In the end, Goulart got permission to take the room “live” as Millias had defined it. The room will have the technical ability to broadcast live and to communicate with Area 58’s studio directly, but the board has not come up with a policy for going “live-live,” in other words, for its meetings, yet.
Steve Hayward, highway surveyor and cemetery superintendent, came before the board to discuss cemetery fees, cemetery rules and regulations, and plans for the Pine Street bridge.
Cemetery fees have been adjusted upward, but are still in line with other communities, if not a little low, according to Hayward. “Are we charging enough?” asked Roy.
Hayward said that they are.
He also adjusted the rules and regulations for Halifax Central Cemetery, which the board adopted, most notably that he will approve all plantings at gravesites.

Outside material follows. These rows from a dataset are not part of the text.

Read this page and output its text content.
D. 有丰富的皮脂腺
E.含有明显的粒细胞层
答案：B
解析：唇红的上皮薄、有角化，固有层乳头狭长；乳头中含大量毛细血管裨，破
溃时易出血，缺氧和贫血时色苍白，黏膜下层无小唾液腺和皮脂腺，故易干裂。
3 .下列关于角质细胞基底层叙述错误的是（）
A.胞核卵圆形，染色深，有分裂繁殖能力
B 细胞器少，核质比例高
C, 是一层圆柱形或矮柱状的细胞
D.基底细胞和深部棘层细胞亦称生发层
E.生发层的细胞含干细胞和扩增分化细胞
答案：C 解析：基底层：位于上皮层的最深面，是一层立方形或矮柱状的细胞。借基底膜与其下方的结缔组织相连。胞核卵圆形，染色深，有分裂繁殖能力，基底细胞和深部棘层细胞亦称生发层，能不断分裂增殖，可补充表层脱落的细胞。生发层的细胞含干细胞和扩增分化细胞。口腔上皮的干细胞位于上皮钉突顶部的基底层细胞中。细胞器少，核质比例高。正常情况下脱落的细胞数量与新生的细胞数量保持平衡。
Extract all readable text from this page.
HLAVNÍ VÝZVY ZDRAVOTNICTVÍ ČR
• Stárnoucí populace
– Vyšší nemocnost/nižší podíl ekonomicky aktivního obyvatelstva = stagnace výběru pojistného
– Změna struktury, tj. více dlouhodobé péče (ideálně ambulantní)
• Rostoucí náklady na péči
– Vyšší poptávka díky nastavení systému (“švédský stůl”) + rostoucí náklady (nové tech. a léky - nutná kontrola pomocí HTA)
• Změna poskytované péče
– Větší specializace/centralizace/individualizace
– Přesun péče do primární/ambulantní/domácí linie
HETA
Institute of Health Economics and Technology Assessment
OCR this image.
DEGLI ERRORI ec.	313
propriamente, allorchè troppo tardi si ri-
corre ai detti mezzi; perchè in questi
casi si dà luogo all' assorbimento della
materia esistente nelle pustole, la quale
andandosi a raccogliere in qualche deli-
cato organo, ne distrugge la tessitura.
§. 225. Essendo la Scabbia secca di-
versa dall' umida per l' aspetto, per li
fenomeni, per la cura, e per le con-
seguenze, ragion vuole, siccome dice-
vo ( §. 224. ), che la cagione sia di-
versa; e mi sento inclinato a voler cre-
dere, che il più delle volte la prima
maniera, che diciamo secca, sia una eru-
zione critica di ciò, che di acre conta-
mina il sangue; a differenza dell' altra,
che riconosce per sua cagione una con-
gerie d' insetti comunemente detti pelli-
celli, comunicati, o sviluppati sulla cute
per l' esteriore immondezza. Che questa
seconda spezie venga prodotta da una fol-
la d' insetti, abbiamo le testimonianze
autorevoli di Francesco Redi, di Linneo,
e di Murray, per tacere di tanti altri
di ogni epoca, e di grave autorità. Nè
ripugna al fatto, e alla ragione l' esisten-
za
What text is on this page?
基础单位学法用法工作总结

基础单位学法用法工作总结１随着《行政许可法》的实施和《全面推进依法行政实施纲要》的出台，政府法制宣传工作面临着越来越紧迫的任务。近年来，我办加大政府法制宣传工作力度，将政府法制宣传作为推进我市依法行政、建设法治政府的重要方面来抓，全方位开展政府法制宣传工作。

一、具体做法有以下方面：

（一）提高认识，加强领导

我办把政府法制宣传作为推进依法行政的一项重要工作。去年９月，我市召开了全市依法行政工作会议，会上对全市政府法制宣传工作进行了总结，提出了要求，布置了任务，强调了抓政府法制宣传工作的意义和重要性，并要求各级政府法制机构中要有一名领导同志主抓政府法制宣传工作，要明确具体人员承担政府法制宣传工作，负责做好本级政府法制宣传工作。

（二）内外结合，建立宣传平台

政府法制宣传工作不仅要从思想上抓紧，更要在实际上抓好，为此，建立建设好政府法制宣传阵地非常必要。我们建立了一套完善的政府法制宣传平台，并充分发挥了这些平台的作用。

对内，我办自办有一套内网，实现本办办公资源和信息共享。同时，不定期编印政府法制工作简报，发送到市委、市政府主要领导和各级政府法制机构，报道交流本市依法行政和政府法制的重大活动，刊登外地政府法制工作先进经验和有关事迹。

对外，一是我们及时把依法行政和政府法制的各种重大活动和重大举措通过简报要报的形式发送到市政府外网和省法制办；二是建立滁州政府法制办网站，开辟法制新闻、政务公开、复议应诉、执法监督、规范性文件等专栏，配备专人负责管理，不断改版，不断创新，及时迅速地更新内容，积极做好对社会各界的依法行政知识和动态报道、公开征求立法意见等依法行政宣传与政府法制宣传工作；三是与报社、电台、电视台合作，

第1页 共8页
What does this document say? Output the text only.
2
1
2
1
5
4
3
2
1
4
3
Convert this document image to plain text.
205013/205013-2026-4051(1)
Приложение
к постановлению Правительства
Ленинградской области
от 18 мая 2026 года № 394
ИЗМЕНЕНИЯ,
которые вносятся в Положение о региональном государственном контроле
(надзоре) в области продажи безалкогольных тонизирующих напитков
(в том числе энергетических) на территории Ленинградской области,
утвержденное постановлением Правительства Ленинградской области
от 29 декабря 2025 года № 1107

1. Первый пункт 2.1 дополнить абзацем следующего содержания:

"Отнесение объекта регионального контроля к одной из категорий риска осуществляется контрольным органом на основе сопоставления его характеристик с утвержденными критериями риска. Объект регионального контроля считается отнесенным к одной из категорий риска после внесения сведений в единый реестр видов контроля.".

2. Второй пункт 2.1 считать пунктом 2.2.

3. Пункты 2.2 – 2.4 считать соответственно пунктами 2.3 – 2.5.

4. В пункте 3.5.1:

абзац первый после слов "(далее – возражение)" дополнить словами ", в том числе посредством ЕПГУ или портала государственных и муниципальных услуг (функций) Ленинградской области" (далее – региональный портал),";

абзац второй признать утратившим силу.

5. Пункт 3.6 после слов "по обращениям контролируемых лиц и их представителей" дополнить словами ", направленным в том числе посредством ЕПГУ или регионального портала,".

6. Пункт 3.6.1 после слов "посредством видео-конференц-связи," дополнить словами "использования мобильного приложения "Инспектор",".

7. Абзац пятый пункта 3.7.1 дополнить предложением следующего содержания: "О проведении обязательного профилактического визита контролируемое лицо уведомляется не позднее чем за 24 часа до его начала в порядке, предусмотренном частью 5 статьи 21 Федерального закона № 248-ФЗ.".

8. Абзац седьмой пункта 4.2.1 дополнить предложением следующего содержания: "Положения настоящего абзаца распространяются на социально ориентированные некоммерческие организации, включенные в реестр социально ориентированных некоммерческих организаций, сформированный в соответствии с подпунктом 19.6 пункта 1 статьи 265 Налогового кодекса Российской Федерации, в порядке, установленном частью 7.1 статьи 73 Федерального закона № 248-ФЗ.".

Hayward also spoke about repairs to the Pine Street bridge.
Apparently disturbing to the board and to Town Administrator Charlie Seelig was news that plans alone for repairs to the ailing bridge would cost in the realm of $200,000.
The Massachusetts Department of Transportation (MassDOT) stated that the bridge is at a “critical level” of deficiency as reported by the Express last week.
“I’d like to find something [plans] on the internet, even, but I don’t know if that’s legal,” Hayward said.
Seelig was vocally and visibly flabbergasted by talk of the cost.
Hayward says he will continue to look into the matter.
• The board will hold its next regularly scheduled meeting, the sole meeting for December, on Tuesday, Dec. 11, at 7:30 p.m. in the Selectmen’s Meeting Room of Town Hall.